それから、ハーモニーの許容範囲も、現代音楽の作曲に際して大いに拡大している。型にはまった従来の慣習から離れ、ハーモニーの作り方は、適切かつ誰もが納得するようなやり方であれば、どんな方法でも良しとするという段階まで来ている。「協和音」と「不協和音」という言葉は、今は相対的な意味を持つものとなり、「これが協和音」「これが不協和音」という基準はもはやない。調性音楽というものの様々な原則は、明確な見分けが殆どつかなくなっている。それもこれも、12音作曲技法が全て葬り去ってしまったからだ。最近の若手作曲家達は、いささか耳障り気味ともいえるくらい自由な音の響による楽曲を聴いて育ってきている。とはいえ、今は試行錯誤の混乱が続いている中から、将来新たな指針が出来上がることだろう。ハーモニーの実験と並行して、メロディーについても、音域、音の高低の複雑さ、曲中に出てくる様々な素材を組み合わせて一つの作品にまとめ上げるための要素、こういったことについての見直しが行われている。ごく一部の作曲家達だが、目新しい作曲コンセプトをこの度打ち出している。athematic musicと言って、曲中メロディの素材が、一度演奏されたらこれを繰り返さない作曲法である。こういった取り組みは全て、従来の音楽形式のもつ曲を構築する原則に対する問題提起の一環として行われている。これは明らかに、曲作りのより新しい在り方がもたらした結果だ。こうしたロジックにより導かれる結論は、音楽において、長きにわたって存在した曲作りの原則が撤廃され、新しい方向性が生まれたことを意味している。
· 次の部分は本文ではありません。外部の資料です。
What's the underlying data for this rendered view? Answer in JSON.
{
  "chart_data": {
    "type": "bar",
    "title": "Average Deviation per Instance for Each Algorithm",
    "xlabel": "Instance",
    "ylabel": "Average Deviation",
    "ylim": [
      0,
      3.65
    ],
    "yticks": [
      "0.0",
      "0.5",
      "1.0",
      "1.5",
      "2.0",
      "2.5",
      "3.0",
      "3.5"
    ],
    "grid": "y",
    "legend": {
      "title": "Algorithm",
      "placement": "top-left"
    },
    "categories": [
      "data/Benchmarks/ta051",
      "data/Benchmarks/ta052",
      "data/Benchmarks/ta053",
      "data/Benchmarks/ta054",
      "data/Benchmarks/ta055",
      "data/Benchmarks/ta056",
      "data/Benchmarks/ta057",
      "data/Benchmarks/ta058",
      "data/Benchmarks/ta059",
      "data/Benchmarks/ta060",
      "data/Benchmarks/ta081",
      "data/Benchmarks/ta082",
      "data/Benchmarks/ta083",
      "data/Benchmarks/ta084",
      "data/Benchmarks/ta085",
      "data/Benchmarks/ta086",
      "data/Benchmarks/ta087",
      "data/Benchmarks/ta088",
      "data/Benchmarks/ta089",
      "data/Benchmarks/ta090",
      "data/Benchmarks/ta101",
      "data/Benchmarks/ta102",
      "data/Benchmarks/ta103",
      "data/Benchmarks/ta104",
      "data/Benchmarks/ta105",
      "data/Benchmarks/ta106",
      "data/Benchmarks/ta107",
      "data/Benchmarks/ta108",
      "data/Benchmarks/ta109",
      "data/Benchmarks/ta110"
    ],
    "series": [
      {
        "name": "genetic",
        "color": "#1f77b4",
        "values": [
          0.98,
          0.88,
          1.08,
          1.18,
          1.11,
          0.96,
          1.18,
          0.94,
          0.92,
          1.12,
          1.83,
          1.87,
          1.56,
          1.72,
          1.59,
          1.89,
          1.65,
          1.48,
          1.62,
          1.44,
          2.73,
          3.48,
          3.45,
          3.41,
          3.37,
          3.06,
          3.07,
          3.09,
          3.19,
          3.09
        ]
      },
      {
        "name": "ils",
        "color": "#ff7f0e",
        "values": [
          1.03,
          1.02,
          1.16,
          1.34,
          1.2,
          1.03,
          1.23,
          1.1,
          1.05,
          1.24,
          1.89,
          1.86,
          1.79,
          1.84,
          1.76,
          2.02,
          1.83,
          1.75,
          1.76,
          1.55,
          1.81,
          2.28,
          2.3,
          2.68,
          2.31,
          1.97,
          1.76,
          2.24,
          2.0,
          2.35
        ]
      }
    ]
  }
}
音楽の将来はどうなるのか、そう考える時、カギとなることが一つある。楽器の性能についてだ。これはよく忘れられがちな要素だ、と私などは思う。こんなことが起きないだろうか…ある日目が覚めたら、お馴染の弦楽器群・金管楽器群・木管楽器群・打楽器群が、高性能の電子楽器、それも、12音よりさらに細かく分けた音や、全く新しい音色が出せるものに取って代わっている、しかもそれは、演奏者の余計な好みが入らず、作曲者が直接全てコントロールできる、なんて…。こういう機器は、演奏できるリズムが、演奏者の能力の限界から解放され、人間の耳に聞く力の向上を求めてくるだろう。今までなかなか破れなかった壁を突破した時代においては、古い頭で昔からのやり方で曲のサウンド作りなどできると期待する方が間違っている。ここで、口にするのが多少恐ろしい、将来の予想を一つ申し上げる。というのも、これはリヒャルト・ワーグナーがかつて好んで予想したことだったからだ。全ては推測の域を出ない。一つだけ確かなことがある。たどり着く方法は何であれ、音楽と人生は常に手に手を取って同じ道を歩んでいる。この地球上に人間の精神が息づく限り、生命力を感じされる音楽というものは、これからも生命力を帯び、そして保ち、そして表現する意味をそこに与えることだろう。